Q&A with Hannah Wittman on how COVID-19 is affecting food systems

May 5, 2020

Since long before restaurants began shutting down due to social distancing measures around the COVID-19 pandemic, Peter Wall Institute Associate Hannah Wittman has been researching better ways to put food on tables in British Columbia and around the world.

Wittman is a professor in UBC’s Faculty of Land and Food Systems and the academic director of the Centre for Sustainable Food Systems at UBC Farm. She was also the co-principle investigator for a 2019 Wall Institute funded International Research Roundtable that examined the links between food security and biodiversity conservation in the 21st century. Today, this research has gained new urgency in light of massive challenges not just in the ways we shop and eat locally, but also for the future of food security and justice in global food systems.

The Peter Wall Institute caught up with Wittman to discuss how the changes taking place are crystalizing issues around food system sustainability and what consumers can do to support a better future.

PWIAS: How is COVID-19 affecting food systems?

Hannah Wittman: COVID has very quickly affected every part of the food system. Many consumers, and the media, are concerned about bottlenecks along the supply chain, leading to perceptions of food shortages and temporary price increases in certain products. These made it easy to see some serious pre-existing structural cracks in our global and local food systems.

It’s important to look beyond the headlines. Not just in B.C., but globally, much of our regional food supply was aimed at the food services sector—cafeterias, restaurants, and school lunch programs. In the same day, you’ll see an article about empty shelves in the supermarket and then an article about farmers dumping milk down the drain or plowing in vegetables. For some food products, we don’t have enough local storage and processing capacity to absorb and re-distribute production that had been destined for the food service market into the consumer market. Retailers and distributors are making rapid adjustments to fill this gap. Farmers are also organizing to reach more local consumers through community supported agriculture, farmers markets, and direct-market distribution chains.

Beyond these initial supply chain disruptions, there are more important and long-term concerns about rising rates of food insecurity, particularly from reduced income due to unemployment. Prior to COVID-19, 1 in 8 Canadians were already experiencing food insecurity—this number is expected to rise drastically. And globally, the number of people in severe food crisis is expected to double due to COVID-19. Even if food supply chains stabilize—most experts suggest that widespread shortages of most food products are unlikely in the short term—loss of income for both farmers and consumers will have an additional ripple effect on agricultural supply systems.

PWIAS: How do labour practises figure in?

HW: Many farms depend on seasonal agricultural workers, and many of them are concerned about their ability to hire workers that need to travel to our region, while ensuring working conditions that are safe for them. A recent outbreak amongst farm workers at a nursery in Kelowna is just one example.

Given the appalling conditions faced by many farmworkers, especially in food processing facilities, it is more clear than ever that farms and food processing facilities must develop long-needed improvements in worker-safety, housing, wages and health precautions to prevent the collapse of agricultural production systems.

UBC Farm is able to continue to grow food because we have a safety plan that ensures that people are able to safely work in physically distant ways. But other parts of the agricultural system face different challenges for worker safety. In the meat packing industry, people often work shoulder to shoulder and concentration in ownership of packing facilities means that when one centralized facility shuts down due to a COVID-19 outbreak, farmers face limited options for where to sell their livestock. Supply shortages and rising prices are a short term outcome of this concentration in the system.

PWIAS: What possibilities for change might exist in this massive restructuring?

HW: We need to go back to the basics:  to build a food system based on sustainability, human rights, workers’ rights and nutritious diets.
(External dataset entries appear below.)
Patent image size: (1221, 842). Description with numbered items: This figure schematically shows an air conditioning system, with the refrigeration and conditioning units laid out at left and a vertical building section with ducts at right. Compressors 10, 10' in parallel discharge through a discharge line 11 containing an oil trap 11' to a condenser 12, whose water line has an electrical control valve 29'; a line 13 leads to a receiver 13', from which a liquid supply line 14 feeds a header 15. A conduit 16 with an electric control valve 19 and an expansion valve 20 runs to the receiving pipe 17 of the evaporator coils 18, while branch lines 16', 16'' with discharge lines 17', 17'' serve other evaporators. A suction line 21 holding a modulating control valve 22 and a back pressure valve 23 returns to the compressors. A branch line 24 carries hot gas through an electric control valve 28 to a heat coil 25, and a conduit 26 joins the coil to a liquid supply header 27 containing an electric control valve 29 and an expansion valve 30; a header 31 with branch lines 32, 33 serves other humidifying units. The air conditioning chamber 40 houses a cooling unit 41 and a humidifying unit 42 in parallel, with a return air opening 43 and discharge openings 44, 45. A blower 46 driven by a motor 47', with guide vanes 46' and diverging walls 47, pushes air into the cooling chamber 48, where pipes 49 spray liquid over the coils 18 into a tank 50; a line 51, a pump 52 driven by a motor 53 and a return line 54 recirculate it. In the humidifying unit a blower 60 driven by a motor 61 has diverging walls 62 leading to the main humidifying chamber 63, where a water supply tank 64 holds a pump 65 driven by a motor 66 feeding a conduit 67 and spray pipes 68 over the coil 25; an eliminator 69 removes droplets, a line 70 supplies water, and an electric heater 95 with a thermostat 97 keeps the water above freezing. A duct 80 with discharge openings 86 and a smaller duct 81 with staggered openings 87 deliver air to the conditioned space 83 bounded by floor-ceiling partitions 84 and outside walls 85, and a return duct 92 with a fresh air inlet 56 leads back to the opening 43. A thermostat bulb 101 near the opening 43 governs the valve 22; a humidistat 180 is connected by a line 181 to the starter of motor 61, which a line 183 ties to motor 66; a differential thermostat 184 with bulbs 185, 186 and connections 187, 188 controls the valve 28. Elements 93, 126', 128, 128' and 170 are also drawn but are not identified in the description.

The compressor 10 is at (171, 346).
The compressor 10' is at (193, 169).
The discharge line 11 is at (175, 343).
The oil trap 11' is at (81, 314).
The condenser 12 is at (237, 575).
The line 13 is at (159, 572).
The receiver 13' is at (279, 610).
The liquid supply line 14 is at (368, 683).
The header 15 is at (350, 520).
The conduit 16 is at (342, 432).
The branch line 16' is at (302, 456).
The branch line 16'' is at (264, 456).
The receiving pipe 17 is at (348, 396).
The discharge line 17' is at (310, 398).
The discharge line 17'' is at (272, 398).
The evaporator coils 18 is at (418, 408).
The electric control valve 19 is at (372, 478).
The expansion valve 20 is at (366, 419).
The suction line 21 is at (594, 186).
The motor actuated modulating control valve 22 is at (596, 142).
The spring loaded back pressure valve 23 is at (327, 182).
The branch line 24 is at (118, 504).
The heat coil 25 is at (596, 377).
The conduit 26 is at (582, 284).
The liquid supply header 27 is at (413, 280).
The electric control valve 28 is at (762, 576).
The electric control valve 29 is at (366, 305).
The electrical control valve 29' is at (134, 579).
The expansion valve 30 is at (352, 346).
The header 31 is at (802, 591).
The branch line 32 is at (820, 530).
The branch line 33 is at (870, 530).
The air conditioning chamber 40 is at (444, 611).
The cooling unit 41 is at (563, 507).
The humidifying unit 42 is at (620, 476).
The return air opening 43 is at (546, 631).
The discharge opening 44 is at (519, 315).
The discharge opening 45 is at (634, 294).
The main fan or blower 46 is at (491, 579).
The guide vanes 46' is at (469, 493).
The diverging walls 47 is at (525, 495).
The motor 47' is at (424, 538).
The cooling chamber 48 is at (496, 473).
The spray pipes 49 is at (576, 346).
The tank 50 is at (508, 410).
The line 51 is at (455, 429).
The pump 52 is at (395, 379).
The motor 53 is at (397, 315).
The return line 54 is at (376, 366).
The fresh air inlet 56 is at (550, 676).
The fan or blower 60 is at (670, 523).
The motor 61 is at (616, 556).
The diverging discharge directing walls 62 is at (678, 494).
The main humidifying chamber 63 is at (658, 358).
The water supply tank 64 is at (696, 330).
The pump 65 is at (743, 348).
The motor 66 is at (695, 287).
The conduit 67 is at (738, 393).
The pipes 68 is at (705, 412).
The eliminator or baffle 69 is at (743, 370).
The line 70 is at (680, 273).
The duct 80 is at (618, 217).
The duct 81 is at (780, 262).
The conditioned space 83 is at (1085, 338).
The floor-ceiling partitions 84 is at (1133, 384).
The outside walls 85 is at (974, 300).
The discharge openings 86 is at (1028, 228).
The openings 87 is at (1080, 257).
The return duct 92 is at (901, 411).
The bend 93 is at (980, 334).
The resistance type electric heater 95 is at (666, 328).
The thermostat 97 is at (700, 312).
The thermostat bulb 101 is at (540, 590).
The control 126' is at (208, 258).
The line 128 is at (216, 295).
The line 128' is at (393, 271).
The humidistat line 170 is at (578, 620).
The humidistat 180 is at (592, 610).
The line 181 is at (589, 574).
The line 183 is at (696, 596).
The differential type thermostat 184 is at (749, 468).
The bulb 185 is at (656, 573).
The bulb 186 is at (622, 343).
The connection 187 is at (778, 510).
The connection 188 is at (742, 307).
Our research has shown that a sustainable, resilient food system involves food sovereignty—a system that builds up regional food production capacity, connects to consumer markets and trade regimes in fair and equitable ways, that supports farmer and farmworker livelihoods and respects Indigenous food systems. 

We’re not suggesting that any one community needs to produce all of its food locally or that everyone needs to start gardening. We need a system that’s dynamic and flexible enough that it can respond to crises like this, so if one part of the system breaks down, other actors can fill the gap. When you have a highly vertically integrated and concentrated food system, cracks in one part of the supply chain reverberate to the whole sector. COVID-19 has really shown us that.

PWIAS: What might we as consumers do to support sustainable food systems?

HW: Consumers can learn more about where local food is coming from and create relationships with their regional and local supply chains. Farmer’s markets across BC have started online stores so you can make an order ahead of time. They’ve restructured markets to enable physical distancing. Consumers can also engage in food systems policy work to improve our regional capacity for resilient food systems. Our voices count, in addition to our forks!